I consider a federally organized Europe to be vital – in the interests of its inhabitants, associations, companies, national Governments and European institutions. A Federation is absolutely not the same as ‘integration’, as I outlined above. Integration calls the image of a mixture which absorbs all the constituents fully. A Federation, on the other hand, leaves the ingredients intact and creates a link between them, thus creating a new element with its own characteristics. For this reason we must principally oppose the repeated call of politicians of all kinds to increased (political) integration, since that makes the impure intergovernmentalism even more turbid.

‘Integration’ is usually a sympathetic word, but not in this context. Protecting the autonomous individuality of the constituents in a desirable cooperation cannot be realized through intergovernmentalism, but exclusively through federalism.

At the end of this Paper there is optimism. In Paper 0 we stated that European politicians seem to bypass the F-word. Well, good news. The Flemish newspaper De Tijd of 4 August 2012 published some statements made by Michel Barnier, EU Commissioner for the internal market. The heading of that article reads: "Europe will be a Federation or will not be." Otherwise, according to him, the common project no longer has any future.

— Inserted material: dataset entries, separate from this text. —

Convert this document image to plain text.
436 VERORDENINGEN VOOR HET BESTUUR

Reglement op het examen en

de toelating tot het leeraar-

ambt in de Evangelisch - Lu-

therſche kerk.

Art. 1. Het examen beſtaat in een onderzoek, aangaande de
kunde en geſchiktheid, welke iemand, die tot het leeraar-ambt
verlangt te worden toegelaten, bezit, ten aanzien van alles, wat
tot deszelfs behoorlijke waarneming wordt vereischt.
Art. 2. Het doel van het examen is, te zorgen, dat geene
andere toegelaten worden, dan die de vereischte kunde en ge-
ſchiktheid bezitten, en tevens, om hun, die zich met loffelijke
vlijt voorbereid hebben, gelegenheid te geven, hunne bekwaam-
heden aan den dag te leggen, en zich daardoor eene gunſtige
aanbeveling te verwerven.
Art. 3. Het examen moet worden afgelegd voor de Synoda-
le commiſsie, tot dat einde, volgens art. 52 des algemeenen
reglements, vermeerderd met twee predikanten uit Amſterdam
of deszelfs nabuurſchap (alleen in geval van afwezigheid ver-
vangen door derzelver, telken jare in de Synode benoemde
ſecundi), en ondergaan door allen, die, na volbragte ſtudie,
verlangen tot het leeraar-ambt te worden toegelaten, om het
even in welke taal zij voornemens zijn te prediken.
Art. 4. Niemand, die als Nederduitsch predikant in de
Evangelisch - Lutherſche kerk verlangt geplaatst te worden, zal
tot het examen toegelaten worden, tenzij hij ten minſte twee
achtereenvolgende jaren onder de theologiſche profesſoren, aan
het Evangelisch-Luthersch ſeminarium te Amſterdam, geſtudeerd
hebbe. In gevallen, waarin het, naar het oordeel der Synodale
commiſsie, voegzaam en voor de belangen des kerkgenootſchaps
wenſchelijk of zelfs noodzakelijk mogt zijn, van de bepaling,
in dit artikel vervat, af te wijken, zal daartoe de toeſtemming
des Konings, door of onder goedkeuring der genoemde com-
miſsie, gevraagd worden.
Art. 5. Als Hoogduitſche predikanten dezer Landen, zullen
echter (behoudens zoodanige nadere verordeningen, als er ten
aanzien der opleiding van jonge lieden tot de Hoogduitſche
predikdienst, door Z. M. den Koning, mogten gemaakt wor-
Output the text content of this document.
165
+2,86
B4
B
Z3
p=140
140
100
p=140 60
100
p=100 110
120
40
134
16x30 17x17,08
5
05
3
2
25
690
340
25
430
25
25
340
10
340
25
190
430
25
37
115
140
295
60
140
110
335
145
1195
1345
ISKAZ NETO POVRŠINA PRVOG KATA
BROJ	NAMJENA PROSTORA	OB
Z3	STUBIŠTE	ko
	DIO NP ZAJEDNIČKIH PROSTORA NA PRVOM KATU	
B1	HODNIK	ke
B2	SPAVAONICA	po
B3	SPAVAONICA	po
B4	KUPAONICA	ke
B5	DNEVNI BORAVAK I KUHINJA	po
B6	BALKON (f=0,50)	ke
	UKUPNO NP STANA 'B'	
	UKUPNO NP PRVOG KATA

Barnier states there should even be a deadline for when this should happen. In his opinion, the transformation into such a Federation should be completed by 2016. The Federation must, according to Barnier, have at least one common economic governance, with a joint budget, a bank union and an industrial policy, with a single Minister of Finance and a President of the Union, initially appointed by the European Parliament and in a later phase by all Europeans. The samely, albeit more modestly and without explanation, came from the heads of Government of four large Member States, Hollande, Merkel, Monti and Rajoy, following their meeting on 21 June 2012 on the growth pact for Europe. In their joint statement they spoke of a ‘political breakthrough’ and even ... ‘a federal leap’. Would the F-taboo finally be broken?

Probably we see here, for the first time, that leading politicians in the middle of the European centre of power, dare to say out loud (see, for example, the reports in the French newspaper Libération) that the European Union must transform into a kind of Federation of States. If this bold statement can be shared and strengthened openly by other leading politicians, then we can anticipate a lot of fun in the elections for the European Parliament in 2014.

This is where I stop – provisionally – with the explanation of the foundation of federalism. In a later paper I will elaborate on the fact that in almost every Federation this model is used differently, while always applying the same basic principle: a mutual agreement between the citizens of all the constituent parts of the Federation as well as each individual State having sovereignty on the two levels of Government.